A new national action plan is being developed to save the Scottish wildcat.

Many Scottish wildcats have bred in the wild with domestic cats to produce hybrids, so it is not known how many pure-bred wildcats remain, with the official estimate of about 400 regarded as too optimistic.

The Herald revealed earlier this summer that some wildcat conservationists have been frustrated with what they see as the slow progress by Scottish Natural Heritage (SNH) and the Scottish Government on acting to save the wildcat, which is more threatened than the tiger.

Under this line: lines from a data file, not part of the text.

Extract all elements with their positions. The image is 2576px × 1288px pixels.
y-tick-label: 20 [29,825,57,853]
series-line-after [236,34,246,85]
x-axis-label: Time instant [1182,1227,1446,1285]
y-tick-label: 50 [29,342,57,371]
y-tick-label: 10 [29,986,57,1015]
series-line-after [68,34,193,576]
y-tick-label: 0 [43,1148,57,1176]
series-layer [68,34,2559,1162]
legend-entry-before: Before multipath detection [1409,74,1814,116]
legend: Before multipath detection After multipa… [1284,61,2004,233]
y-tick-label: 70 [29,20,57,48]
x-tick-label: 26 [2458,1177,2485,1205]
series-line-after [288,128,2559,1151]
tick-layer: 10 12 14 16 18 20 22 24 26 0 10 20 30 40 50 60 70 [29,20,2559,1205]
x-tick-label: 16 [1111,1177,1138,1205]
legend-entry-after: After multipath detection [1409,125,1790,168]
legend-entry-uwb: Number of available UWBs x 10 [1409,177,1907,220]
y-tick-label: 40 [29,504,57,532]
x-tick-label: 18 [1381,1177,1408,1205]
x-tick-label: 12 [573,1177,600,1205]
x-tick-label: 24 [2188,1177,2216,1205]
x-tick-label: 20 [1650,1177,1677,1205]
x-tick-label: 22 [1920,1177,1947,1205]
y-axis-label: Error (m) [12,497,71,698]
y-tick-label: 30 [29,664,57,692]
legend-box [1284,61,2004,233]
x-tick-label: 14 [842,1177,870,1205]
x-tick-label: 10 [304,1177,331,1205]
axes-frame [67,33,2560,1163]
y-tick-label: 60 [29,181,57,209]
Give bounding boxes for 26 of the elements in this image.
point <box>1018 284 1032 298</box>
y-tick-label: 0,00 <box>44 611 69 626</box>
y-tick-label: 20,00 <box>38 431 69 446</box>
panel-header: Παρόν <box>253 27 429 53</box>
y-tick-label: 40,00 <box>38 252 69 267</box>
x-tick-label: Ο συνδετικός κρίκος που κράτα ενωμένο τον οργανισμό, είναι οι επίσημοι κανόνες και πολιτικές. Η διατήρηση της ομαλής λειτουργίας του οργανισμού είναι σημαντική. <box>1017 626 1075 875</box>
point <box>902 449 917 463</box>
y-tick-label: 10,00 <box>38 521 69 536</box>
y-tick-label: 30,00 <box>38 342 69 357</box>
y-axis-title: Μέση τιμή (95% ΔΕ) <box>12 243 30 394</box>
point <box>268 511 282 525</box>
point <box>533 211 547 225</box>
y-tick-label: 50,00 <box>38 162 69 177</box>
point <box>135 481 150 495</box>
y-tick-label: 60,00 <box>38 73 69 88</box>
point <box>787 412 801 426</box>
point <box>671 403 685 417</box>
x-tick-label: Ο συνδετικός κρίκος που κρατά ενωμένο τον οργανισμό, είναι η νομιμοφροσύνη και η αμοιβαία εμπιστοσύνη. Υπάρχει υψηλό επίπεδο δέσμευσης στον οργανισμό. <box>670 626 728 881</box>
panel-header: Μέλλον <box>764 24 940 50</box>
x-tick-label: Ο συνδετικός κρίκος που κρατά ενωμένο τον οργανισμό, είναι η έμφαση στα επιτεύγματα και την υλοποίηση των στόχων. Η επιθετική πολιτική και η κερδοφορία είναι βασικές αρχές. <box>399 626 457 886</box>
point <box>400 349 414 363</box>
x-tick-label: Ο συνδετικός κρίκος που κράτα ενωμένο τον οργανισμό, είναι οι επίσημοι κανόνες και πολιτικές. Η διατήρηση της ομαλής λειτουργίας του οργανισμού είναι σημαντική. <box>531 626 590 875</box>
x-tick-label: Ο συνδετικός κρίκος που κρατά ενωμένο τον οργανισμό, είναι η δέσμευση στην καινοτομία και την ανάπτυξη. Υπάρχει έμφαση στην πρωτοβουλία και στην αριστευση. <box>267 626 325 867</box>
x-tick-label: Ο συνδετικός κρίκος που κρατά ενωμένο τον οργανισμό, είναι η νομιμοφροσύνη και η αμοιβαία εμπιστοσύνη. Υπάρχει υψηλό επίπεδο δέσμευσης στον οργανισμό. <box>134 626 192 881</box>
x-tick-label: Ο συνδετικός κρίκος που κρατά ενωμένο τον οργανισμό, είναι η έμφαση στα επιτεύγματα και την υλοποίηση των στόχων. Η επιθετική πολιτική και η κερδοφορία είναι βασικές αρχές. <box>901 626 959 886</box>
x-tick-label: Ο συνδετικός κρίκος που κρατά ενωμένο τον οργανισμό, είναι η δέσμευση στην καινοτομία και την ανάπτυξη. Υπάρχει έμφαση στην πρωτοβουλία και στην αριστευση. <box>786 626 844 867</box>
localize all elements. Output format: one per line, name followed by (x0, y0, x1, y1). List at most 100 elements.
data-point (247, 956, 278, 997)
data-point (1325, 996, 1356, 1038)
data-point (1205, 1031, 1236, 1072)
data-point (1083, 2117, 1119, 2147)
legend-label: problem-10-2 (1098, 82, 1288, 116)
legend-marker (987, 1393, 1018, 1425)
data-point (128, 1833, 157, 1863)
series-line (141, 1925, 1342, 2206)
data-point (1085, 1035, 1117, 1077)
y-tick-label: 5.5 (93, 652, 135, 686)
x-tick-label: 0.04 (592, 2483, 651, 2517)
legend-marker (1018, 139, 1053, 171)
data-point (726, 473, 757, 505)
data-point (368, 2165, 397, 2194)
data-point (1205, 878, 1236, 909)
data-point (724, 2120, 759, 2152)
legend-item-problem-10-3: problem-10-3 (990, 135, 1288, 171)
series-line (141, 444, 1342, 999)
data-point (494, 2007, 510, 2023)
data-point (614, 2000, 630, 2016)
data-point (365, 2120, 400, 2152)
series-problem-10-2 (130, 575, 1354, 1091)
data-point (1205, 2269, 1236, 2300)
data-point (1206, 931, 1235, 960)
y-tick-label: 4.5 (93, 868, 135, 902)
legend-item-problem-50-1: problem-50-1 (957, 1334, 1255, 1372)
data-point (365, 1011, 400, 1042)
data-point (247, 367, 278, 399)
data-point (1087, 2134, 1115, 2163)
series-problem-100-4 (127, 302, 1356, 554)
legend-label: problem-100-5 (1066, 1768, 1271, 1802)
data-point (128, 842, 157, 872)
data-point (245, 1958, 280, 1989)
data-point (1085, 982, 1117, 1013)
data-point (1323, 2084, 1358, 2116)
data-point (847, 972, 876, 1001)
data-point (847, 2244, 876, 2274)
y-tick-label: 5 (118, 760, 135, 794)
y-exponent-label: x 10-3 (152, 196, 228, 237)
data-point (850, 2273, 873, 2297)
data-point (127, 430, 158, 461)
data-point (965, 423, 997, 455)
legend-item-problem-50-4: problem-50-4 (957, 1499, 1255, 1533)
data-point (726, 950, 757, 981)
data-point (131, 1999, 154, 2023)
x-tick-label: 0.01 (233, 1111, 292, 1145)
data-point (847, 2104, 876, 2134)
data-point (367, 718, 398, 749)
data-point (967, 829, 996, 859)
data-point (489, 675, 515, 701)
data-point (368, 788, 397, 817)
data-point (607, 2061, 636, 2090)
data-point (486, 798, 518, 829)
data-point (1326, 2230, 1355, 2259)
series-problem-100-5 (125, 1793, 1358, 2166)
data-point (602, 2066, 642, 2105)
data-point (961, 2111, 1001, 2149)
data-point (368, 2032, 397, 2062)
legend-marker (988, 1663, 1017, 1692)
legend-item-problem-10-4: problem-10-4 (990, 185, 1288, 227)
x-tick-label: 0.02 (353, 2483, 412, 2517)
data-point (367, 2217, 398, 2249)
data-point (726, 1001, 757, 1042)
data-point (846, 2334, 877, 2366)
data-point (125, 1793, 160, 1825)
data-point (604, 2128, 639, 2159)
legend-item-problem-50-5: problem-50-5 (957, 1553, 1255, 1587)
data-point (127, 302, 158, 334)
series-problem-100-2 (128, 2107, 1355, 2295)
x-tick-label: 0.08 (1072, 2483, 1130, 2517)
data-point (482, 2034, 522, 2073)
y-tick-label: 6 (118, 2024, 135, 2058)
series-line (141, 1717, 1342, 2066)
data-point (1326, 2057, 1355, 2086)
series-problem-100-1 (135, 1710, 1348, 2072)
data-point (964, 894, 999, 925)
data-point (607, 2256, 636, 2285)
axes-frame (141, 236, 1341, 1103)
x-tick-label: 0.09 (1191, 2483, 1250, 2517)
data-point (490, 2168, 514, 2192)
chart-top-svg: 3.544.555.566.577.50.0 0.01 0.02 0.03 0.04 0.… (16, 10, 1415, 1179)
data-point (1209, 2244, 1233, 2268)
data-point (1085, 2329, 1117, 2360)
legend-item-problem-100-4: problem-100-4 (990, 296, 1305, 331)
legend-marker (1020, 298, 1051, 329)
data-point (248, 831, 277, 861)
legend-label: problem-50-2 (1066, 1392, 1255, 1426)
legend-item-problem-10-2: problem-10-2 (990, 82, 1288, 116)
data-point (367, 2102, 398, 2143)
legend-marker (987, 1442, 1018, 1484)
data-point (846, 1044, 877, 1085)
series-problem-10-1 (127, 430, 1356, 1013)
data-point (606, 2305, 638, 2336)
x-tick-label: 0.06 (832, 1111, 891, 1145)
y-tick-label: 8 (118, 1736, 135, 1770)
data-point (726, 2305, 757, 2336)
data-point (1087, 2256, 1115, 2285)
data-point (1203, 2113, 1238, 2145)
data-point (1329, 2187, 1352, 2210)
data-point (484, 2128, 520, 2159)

The news of a conservation plan comes after the completion of the Cairngorms Wildcat Project, which involved raising awareness of the wildcat's plight, working with land managers and monitoring the wildcat population using camera trap data.

Ron Macdonald, SNH's head of policy and advice, said: "The end of the Cairngorms Wildcat Project now starts a new phase of action for the Scottish wildcat. It is now up to us, all of us involved in wildcat conservation, to build on the work of this project to develop a new national action plan."

Steve Piper of the Scottish Wildcat Association welcomed the announcement and said he was pleased the SWA had been invited to take part in its development, adding: "It's unacceptable to go on pretending that taking photos of hybrids is somehow saving the wildcat; it isn't. All the evidence suggests numbers are well below 100 individuals and this is absolutely the last chance. One to two years from now it will be too late."